In my vision you were the chair upon which unread stories and chronicles were woven, rather than the chair upon which bills were paid and work reports were constructed. So then, what kind of wordsmith did you serve? Was it a great writer who sculpted stories from word clay? Was it a poet who understood metre and rhyme the way a farmer knows the wetness of the soil from a brief touch of earth? Was it a reporter who sought to make sense of the divisive times in which we live? Was it a fellow blogger, hoping for one more follower and one more like?
This chair now sits awaiting garbage day sometime next week. The disposer, perhaps overly eager to get a spot on a curb that is far too often filled with rejected items of our day to day domestic life. Before the metal truck appears, the pile will have undoubtedly grown unmanageable. For now, though, the chair sits solitary, perhaps missing the desk, or perhaps missing the writer.
A forlorn chair.
That’s nice. I like that sentence better than some of the words that I wrote.
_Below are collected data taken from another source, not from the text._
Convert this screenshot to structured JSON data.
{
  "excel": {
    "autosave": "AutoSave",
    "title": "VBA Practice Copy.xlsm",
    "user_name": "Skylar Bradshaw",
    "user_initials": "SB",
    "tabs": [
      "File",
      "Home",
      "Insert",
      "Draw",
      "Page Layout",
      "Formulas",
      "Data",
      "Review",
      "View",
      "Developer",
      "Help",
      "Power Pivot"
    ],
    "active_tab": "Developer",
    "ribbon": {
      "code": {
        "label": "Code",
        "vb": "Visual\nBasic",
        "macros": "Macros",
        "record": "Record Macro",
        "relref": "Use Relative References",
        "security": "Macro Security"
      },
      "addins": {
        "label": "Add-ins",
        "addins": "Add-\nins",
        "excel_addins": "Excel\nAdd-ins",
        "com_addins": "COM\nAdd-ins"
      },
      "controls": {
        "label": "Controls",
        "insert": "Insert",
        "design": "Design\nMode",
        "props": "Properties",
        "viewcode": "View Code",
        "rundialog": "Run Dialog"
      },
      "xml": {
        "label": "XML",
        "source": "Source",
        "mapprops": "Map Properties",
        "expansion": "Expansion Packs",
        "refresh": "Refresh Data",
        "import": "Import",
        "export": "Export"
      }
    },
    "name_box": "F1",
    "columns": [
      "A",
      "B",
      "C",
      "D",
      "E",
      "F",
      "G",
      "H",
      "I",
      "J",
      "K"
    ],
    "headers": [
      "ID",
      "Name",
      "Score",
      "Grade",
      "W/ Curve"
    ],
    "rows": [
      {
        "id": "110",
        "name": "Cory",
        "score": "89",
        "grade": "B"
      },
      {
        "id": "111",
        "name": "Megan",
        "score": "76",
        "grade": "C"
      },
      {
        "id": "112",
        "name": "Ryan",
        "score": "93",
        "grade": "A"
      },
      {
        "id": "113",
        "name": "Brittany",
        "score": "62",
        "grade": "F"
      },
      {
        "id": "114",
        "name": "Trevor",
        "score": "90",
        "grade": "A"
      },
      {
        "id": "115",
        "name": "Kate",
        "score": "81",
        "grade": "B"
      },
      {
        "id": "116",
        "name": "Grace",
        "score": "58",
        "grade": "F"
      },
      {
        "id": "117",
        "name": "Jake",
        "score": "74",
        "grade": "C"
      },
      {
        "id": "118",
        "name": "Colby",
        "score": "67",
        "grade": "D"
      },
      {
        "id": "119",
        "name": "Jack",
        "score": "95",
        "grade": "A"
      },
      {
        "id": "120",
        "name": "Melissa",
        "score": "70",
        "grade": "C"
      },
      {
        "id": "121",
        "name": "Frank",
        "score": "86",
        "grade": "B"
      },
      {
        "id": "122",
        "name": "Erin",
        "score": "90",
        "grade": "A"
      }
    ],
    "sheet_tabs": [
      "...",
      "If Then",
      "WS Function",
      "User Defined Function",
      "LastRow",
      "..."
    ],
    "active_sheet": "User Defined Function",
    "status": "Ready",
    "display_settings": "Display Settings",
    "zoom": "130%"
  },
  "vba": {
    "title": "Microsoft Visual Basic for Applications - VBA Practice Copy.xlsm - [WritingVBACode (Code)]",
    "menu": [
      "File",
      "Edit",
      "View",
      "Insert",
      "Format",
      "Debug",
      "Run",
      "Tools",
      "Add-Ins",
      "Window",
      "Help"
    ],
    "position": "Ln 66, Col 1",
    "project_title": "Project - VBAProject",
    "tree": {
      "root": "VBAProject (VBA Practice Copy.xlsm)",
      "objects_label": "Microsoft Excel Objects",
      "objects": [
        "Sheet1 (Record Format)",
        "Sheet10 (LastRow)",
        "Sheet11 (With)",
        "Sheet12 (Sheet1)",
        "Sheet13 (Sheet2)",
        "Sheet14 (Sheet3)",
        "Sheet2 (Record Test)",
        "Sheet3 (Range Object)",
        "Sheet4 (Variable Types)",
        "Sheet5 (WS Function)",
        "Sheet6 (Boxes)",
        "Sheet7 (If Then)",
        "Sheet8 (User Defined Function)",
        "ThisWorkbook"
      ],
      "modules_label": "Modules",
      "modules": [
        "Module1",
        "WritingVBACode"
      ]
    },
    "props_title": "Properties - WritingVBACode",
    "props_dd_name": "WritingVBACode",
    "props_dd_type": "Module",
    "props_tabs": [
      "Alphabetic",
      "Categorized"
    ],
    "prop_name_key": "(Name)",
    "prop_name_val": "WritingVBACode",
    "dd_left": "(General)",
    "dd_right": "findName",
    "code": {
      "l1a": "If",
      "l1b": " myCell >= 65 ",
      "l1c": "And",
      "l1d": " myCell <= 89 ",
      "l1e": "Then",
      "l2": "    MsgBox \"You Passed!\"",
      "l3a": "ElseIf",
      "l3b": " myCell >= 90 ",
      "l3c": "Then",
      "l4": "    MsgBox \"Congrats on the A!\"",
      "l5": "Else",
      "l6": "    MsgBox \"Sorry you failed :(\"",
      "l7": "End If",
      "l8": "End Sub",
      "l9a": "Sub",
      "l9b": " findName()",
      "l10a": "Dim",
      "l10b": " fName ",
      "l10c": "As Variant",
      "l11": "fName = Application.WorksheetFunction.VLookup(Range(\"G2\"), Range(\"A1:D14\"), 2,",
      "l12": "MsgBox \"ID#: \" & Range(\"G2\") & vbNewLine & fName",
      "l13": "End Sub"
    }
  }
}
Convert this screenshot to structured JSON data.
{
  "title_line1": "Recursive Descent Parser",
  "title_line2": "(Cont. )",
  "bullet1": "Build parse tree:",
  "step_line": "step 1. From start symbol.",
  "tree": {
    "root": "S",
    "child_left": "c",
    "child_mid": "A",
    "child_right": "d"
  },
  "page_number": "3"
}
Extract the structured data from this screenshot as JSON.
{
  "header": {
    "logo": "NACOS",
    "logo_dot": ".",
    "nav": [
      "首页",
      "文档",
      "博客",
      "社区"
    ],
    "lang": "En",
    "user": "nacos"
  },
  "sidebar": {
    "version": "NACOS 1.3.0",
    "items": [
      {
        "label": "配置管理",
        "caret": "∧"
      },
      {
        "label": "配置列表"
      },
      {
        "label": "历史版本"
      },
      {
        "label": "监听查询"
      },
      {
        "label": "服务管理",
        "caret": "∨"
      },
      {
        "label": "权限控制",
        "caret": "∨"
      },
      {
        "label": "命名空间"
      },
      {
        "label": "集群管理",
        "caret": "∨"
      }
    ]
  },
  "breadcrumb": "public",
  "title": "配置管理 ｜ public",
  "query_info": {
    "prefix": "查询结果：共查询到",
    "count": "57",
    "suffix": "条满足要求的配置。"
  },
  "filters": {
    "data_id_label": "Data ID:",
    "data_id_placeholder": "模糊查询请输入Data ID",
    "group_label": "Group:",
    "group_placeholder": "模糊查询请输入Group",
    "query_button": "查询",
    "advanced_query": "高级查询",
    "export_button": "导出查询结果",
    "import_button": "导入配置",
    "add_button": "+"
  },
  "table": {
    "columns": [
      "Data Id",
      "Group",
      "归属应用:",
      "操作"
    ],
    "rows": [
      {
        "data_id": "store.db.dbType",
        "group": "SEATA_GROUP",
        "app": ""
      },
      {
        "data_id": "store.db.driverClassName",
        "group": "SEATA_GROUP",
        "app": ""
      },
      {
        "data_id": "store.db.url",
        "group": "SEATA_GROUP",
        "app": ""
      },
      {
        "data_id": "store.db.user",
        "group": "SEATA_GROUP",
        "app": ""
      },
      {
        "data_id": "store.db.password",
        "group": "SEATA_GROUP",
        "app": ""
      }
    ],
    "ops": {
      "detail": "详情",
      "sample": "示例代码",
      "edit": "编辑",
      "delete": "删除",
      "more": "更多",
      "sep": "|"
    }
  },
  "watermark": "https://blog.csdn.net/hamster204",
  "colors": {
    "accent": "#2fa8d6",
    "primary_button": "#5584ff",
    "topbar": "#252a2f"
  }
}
Aw, thank you. It was the memory of a sad, abused rattan chair on the beach that gets moved about that made me think it. My photos have not captured its loneliness.
A striking photo and the thoughts to go with it.
It’s position, tilted up like that facing the sky, clouds, sun – as though waiting for inspiration to come.
Well done.
… Missing the respect of its owner to deliver it properly to a donations site. (Or arrange delivery, same outcome.)
Karma shall roll in on its own wheels.